If there is one overriding theme in Palermo Palermo, it is love: self-love, the need for love, the expression of love, the love of food and power. There is also an erotic charge in many of the scenes, heightened by the beauty of the dancers and the costumes. The statement in the program that costume designer Marion Cito ‘persistently explores the delicate balance between elegance and the everyday, and ensures that the company’s appearance remains colourful and sensuously rich’ is an understatement. The costumes clothe the body in a way that undresses it as much as dresses it. At the beginning of the second act, Regina Advento has a blue ball that she launches into the air from the lap of her red dress in which she catches it again as she runs, like a childrens’ game. The contrasted colours against her dark skin are already beautiful, but how free and erotic is the image as her dress rises into the air as she launches the ball. Advento then ups the erotic ante by changing into a tight-fitting black dress under her red one, hopping through this convoluted procedure with grace and knowing expertise.
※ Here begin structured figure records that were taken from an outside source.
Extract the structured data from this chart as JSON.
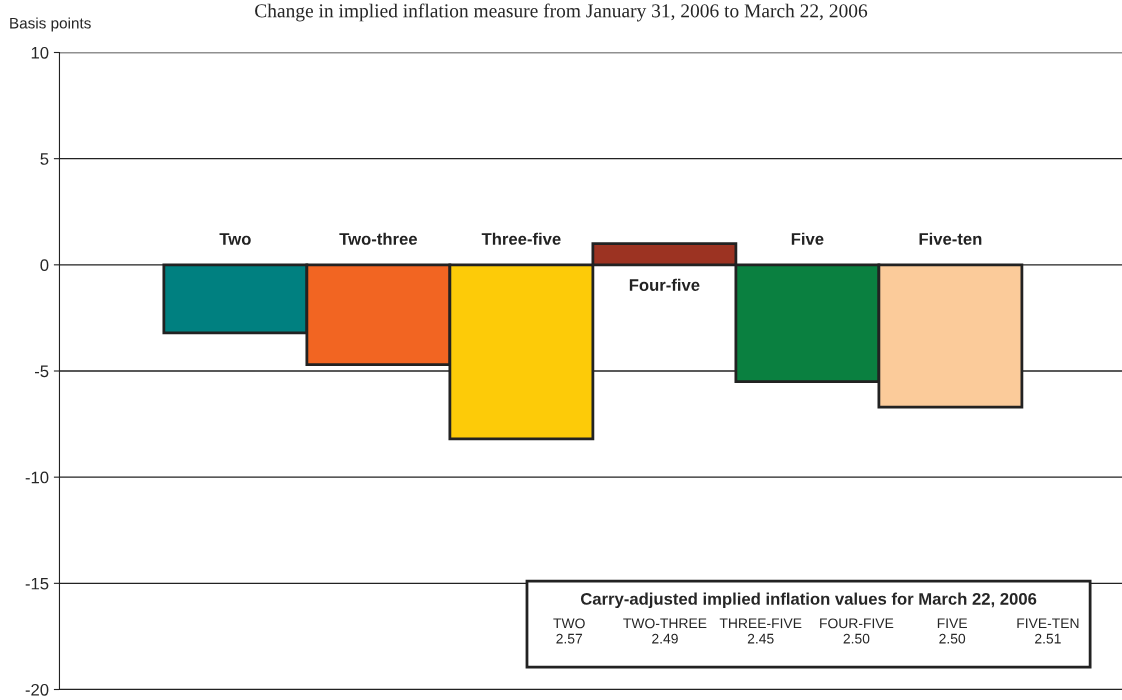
{
  "chart_data": {
    "type": "bar",
    "title": "Change in implied inflation measure from January 31, 2006 to March 22, 2006",
    "ylabel": "Basis points",
    "categories": [
      "Two",
      "Two-three",
      "Three-five",
      "Four-five",
      "Five",
      "Five-ten"
    ],
    "values": [
      -3.2,
      -4.7,
      -8.2,
      1.0,
      -5.5,
      -6.7
    ],
    "colors": [
      "#008080",
      "#f26522",
      "#fdcb08",
      "#9c3322",
      "#0a8040",
      "#fbcb9a"
    ],
    "ylim": [
      -20,
      10
    ],
    "yticks": [
      -20,
      -15,
      -10,
      -5,
      0,
      5,
      10
    ],
    "grid": "y",
    "tick_labels": "y",
    "annotations": [
      "Carry-adjusted implied inflation values for March 22, 2006",
      "TWO",
      "2.57",
      "TWO-THREE",
      "2.49",
      "THREE-FIVE",
      "2.45",
      "FOUR-FIVE",
      "2.50",
      "FIVE",
      "2.50",
      "FIVE-TEN",
      "2.51"
    ]
  }
}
Another woman takes out a pair of underpants from a plastic carrier bag and puts them on under her skirt then shakes a bottle of carbonated water and looks coyly at the audience as she twists the top. We can hear the fizz in the silence.
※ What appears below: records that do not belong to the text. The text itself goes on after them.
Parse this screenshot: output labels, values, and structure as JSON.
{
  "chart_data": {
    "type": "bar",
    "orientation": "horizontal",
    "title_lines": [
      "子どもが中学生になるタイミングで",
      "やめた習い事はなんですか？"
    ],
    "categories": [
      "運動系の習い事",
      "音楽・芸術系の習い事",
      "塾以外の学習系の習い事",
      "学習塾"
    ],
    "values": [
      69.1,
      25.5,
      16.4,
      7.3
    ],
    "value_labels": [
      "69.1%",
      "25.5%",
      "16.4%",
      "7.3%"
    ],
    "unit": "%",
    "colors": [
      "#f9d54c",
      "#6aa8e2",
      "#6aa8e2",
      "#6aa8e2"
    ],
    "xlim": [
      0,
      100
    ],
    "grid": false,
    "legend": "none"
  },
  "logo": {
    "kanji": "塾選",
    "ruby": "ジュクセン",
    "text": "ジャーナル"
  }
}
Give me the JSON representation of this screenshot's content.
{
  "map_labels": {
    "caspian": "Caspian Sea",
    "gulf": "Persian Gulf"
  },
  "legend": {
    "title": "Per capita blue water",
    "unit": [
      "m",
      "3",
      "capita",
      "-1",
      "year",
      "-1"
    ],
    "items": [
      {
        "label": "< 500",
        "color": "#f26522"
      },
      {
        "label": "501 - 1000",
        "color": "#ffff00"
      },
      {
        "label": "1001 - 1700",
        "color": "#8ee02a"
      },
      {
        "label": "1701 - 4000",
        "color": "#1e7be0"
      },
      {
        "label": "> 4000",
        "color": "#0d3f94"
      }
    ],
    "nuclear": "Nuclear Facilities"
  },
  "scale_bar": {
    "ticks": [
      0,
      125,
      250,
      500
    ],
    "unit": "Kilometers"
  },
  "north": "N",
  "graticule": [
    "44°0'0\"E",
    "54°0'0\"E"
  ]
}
Waving a coloured boa, Andrey Berezin paces affectedly in his corner dressed in a fox stole, black trunks and high heels, while in the cleared space the dancers compete with one another in couples with total abandon, one idiosyncratic movement phrase at a time, replacing their competitor with the touch of a hand. The dresses move beautifully around the dancers, heightening the intensity and the men are on fire, especially Rainer Behr.

There are also elements of pure violence as when Berezin enters from his dressing room in a red silk boxing gown, sitting down to cut a piece of flesh from his forearm and cook it on the upturned iron. He eats it, and does it again. The audience is stirring uneasily. “C’est déguelasse,” I hear behind me. Shanahan in a stocking mask with a gun in her hand sits on the floor and points at whomever she wishes.
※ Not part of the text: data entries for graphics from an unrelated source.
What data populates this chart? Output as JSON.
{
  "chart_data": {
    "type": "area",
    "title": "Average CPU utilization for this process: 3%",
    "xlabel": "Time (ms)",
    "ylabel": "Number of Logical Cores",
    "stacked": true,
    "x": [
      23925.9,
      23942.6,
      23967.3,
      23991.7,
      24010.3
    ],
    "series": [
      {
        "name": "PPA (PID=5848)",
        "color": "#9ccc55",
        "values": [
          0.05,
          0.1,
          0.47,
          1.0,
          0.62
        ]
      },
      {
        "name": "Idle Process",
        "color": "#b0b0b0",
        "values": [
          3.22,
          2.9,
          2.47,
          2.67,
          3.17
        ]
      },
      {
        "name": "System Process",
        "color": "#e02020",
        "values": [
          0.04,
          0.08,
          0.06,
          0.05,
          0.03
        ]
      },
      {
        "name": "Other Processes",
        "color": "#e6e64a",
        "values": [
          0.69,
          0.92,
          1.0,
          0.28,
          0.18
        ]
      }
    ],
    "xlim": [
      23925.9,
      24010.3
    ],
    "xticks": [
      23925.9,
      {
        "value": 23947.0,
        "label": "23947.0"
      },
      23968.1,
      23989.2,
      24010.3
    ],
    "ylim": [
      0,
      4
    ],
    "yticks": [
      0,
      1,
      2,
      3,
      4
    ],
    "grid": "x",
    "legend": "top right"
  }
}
One can sense the end. The images and stories of Palermo give way to two processions, as if a travelling troupe is packing up after the show and rolling out. Cherry trees in blossom descend from the sky, slowly, beautifully. The stagehands take them down and undo the ropes that attach them. Two lines of dancers with an apple on their head gently sway towards us, arm in arm, to the sound of a village band playing Verdi. They exit and reappear crossing the stage from left to right in pairs, in a measured, repeated hopping phrase to a rousing finale of bagpipes. Red sand is cascading in streams against the sky. Once the procession has passed, a man tells the story of the fox and the geese. The fox has been fooled into allowing the geese to pray before he eats them. There is nothing he can do but wait until the geese are finished praying.  Ga, ga, ga, ga, ga. It is a story without end.

As we absorb the intricate layers of images and sounds, colours and senses, ideas and absurdities, we discover not so much Palermo but Bausch herself in all her mysterious, brilliant complexity.